TOM CAREW is the Anne and Joel Ehrenkranz Dean of the Faculty of Arts and Science at New York University, where he is also a Professor of Neural Science. Tom trained with Eric Kandel, a pioneer in the field of memory research. Tom is an elected fellow of both AAAS and the American Academy of Arts and Sciences, and served as President of the Society for Neuroscience. His research interests center on cellular and molecular mechanisms of memory.
MARTIN CONWAY is Professor of Cognitive Psychology, head of the psychology department at City University London. He has been studying human memory for more than thirty years. He is known for his pioneering theoretical work on autobiographical memory, as well as for his studies of the neuropsychology of memory and memory’s neurological basis. His research also includes memory impairment and enhancement, and he has recently explored the links between the ability of humans to remember past events and imagine future ones. A graduate of University College London, Dr. Conway earned a Ph.D. in psychology at Open University in 1984. He worked as post-doctoral research scientist in the Medical Research Council’s Applied Psychology Unit in Cambridge (UK) was later appointed lecturer in psychology at the University of Lancaster. He subsequently became professor and Chair of Psychology at the University of Bristol, Durham University, and the University of Leeds. A fellow of the Royal College of Arts, the British Psychological Society, the (UK) Academy of Social Sciences, the Psychonomic Society, and the American Psychological Association, he was awarded an honorary degree (Ph.D.) from the Université de Liège. He has been active in providing accessible accounts of research on memory to the public through radio and television, and has been involved in a variety of collaborations with artists that focus on memory. Dr. Conway has been an advisor in many legal cases and written extensively on memory and the law.

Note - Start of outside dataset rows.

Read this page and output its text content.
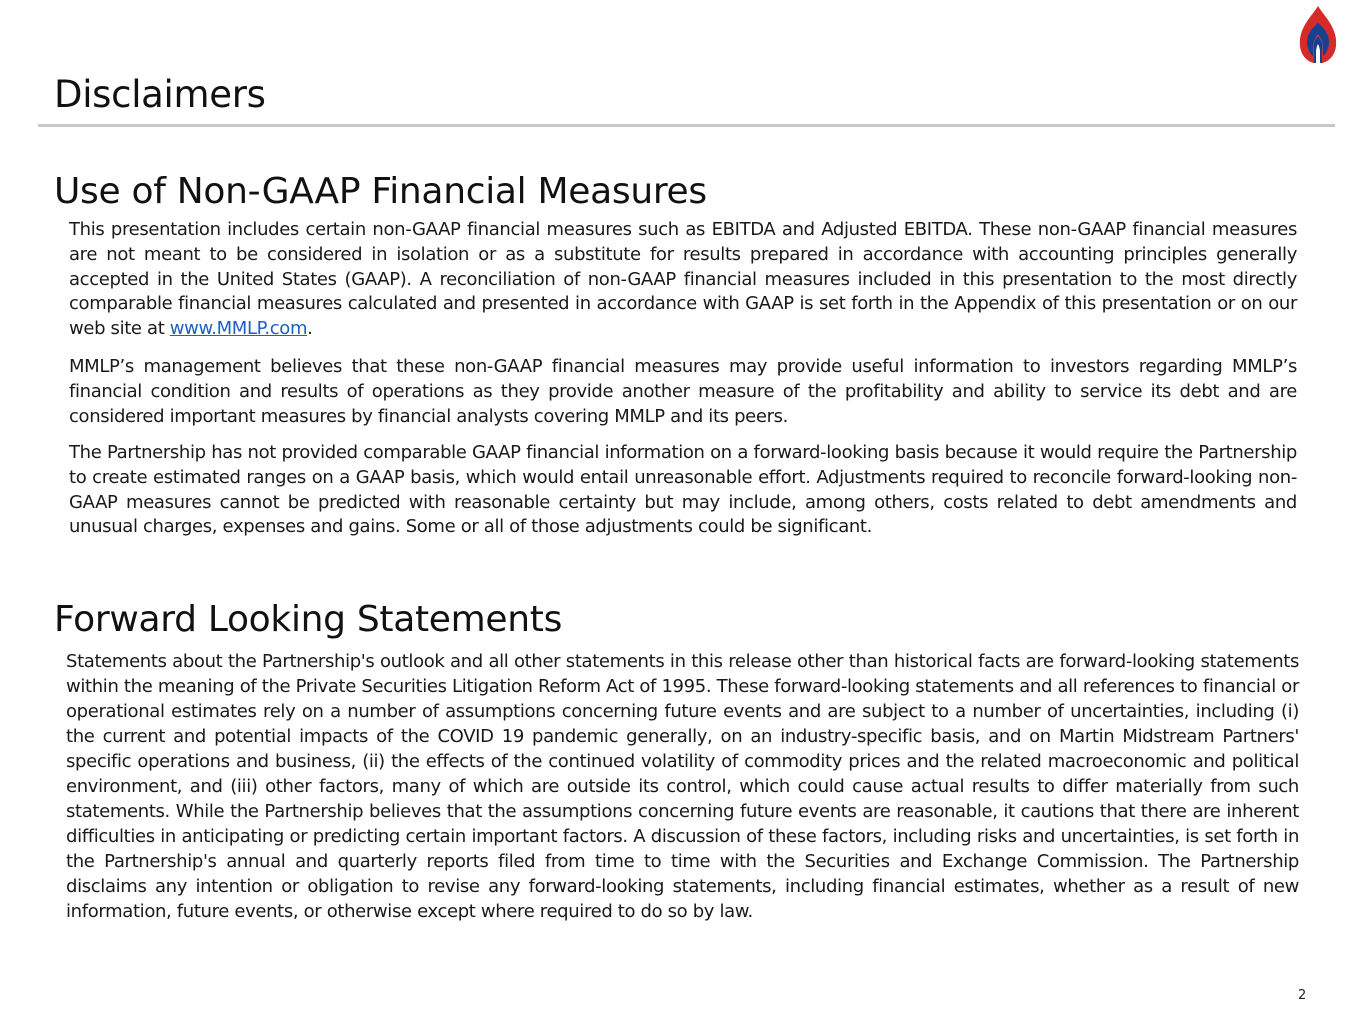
Disclaimers
Use of Non-GAAP Financial Measures

This presentation includes certain non-GAAP financial measures such as EBITDA and Adjusted EBITDA. These non-GAAP financial measures are not meant to be considered in isolation or as a substitute for results prepared in accordance with accounting principles generally accepted in the United States (GAAP). A reconciliation of non-GAAP financial measures included in this presentation to the most directly comparable financial measures calculated and presented in accordance with GAAP is set forth in the Appendix of this presentation or on our web site at www.MMLP.com.

MMLP’s management believes that these non-GAAP financial measures may provide useful information to investors regarding MMLP’s financial condition and results of operations as they provide another measure of the profitability and ability to service its debt and are considered important measures by financial analysts covering MMLP and its peers.

The Partnership has not provided comparable GAAP financial information on a forward-looking basis because it would require the Partnership to create estimated ranges on a GAAP basis, which would entail unreasonable effort. Adjustments required to reconcile forward-looking non-GAAP measures cannot be predicted with reasonable certainty but may include, among others, costs related to debt amendments and unusual charges, expenses and gains. Some or all of those adjustments could be significant.

Forward Looking Statements

Statements about the Partnership's outlook and all other statements in this release other than historical facts are forward-looking statements within the meaning of the Private Securities Litigation Reform Act of 1995. These forward-looking statements and all references to financial or operational estimates rely on a number of assumptions concerning future events and are subject to a number of uncertainties, including (i) the current and potential impacts of the COVID 19 pandemic generally, on an industry-specific basis, and on Martin Midstream Partners' specific operations and business, (ii) the effects of the continued volatility of commodity prices and the related macroeconomic and political environment, and (iii) other factors, many of which are outside its control, which could cause actual results to differ materially from such statements. While the Partnership believes that the assumptions concerning future events are reasonable, it cautions that there are inherent difficulties in anticipating or predicting certain important factors. A discussion of these factors, including risks and uncertainties, is set forth in the Partnership's annual and quarterly reports filed from time to time with the Securities and Exchange Commission. The Partnership disclaims any intention or obligation to revise any forward-looking statements, including financial estimates, whether as a result of new information, future events, or otherwise except where required to do so by law.

2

PENELOPE LEWIS is a neuroscientist at the University of Manchester, where she runs the Neuroscience and Psychology of Sleep (NaPS) lab. Her research specifically investigates the role of sleep in strengthening and altering memories – and ways we can use this to our advantage. She is the author of The Secret World of Sleep, which has sold >10K copies and been translated into Japanese and Chinese. She recently gave a TEDx talk on sleep engineering which was viewed ~10K x in the first two months online. She has also written for popular science publications, including New Scientist, Scientific American, and BBC Focus, and was interviewed on NPR’s “Fresh Air”. Her research has been featured on the BBC, and she’s received funding from top institutes, including a number of UK research councils as well as the Wellcome Trust and Unilever.